I am fortunate to work closely with colleagues who have every right to call themselves Asianists. They speak the language of the countries they work in, they know its culture, its history, and they also know what they do not know. These are the sorts of people who were telling anyone willing to listen that weapons of mass destruction would not be found in Iraq because the country, having been through the traumas of the first Gulf War and then subsequent sanctions, was in no position to pose a threat to anyone. These are the people who would have read or listened to the local media, who would have wandered through the bazaars, sat in the coffee shops, and to whom the locals would talk to if not openly, then certainly with greater freedom than members of the international press corps.

Many writers seem unable to grasp one of the basic truisms of dealing with the international other: the fact that it is the other. "They" are not "us". Or, even if this is understood, the consequences flowing inexorably from it are not. It is extremely difficult to put yourself in the place of other people, particularly those from cultures which are so very different from one's own. This is not to say that an attempt should not be made to do so, and the best way to start is to accept the fact that many of the familiar signs and guides which would help us come to grips with an issue in our own culture may be absent, or simply obscured. If, on the other hand, one adopts the world-view that the rest of humanity is more or less like us, and if it isn't it should be, then it's not too surprising that miscalculations of the scale seen in Iraq are the result. In this connection, it might be noted that there are already signs that critics of the Gulf intervention are going to be, or already are, accused of having perfect hindsight. We heard from a sufficient number of Middle East and Gulf experts who warned about the consequences of what the United States and the United Kingdom were planning to do in advance of it happening. They warned that there would be no "dancing in the streets". They were right, and we should not be surprised for one moment that they were.

Having said all this, it is surely incumbent on editors and producers to set standards for the selection of commentators and analysts so that members of the public can have some degree of confidence in the accuracy and dependability of what they are hearing or reading. To say that so and so is an associate - or senior associate - of this institution or that think-tank is not enough. During September 2007, one of Canada's national newspapers published a column by a senior associate of a Washington think-tank on the subject of the European Union, where readers were treated to a meditation on the meaning of the Union's search for "legal personality". Was the next step a search for membership to the United Nations? he wondered, clearly ignorant of the fact that corporations like MacDonald's have legal personality, but are probably not going to look for a seat in the General Assembly in the near future. The article contained other comments which showed that the writer clearly had not grasped the difference between a political agreement made by Chancellor Merkel and President Sarkozy, and a treaty entered into by and binding members of the EU. As with the difference between signing and ratifying a treaty referred to earlier, these are not complicated concepts. They are basic ideas, and those who presume to write on such matters at a certain level of discourse have an obligation not merely to try and get them right, but to succeed in this endeavour.

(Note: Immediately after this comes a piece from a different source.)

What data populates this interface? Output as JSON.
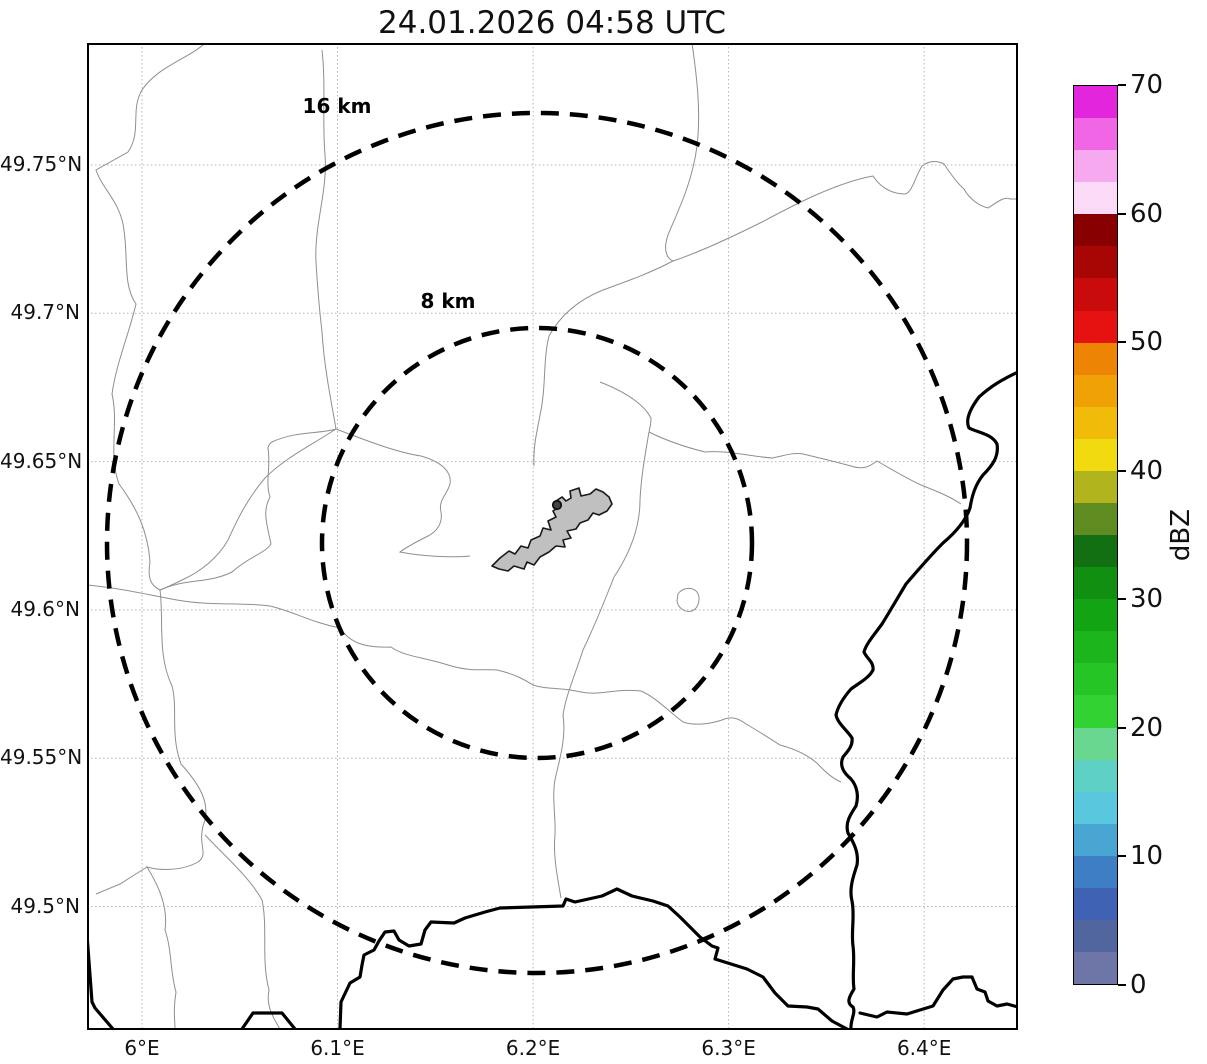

It may be argued that all of this introduces an unwelcome degree of technicalities into the discussions such that all but a few experts are able to follow. I do not agree. In my experience, members of the public who could be bothered to read a column on, say, the European Union, would like to be taken seriously and given accurate information, not rough accommodations that the author thinks will do. Thoughtful members of the general public are starved for information and often very badly served by the mass media. In their quest to assume the full responsibilities of participatory citizenship, they deserve better.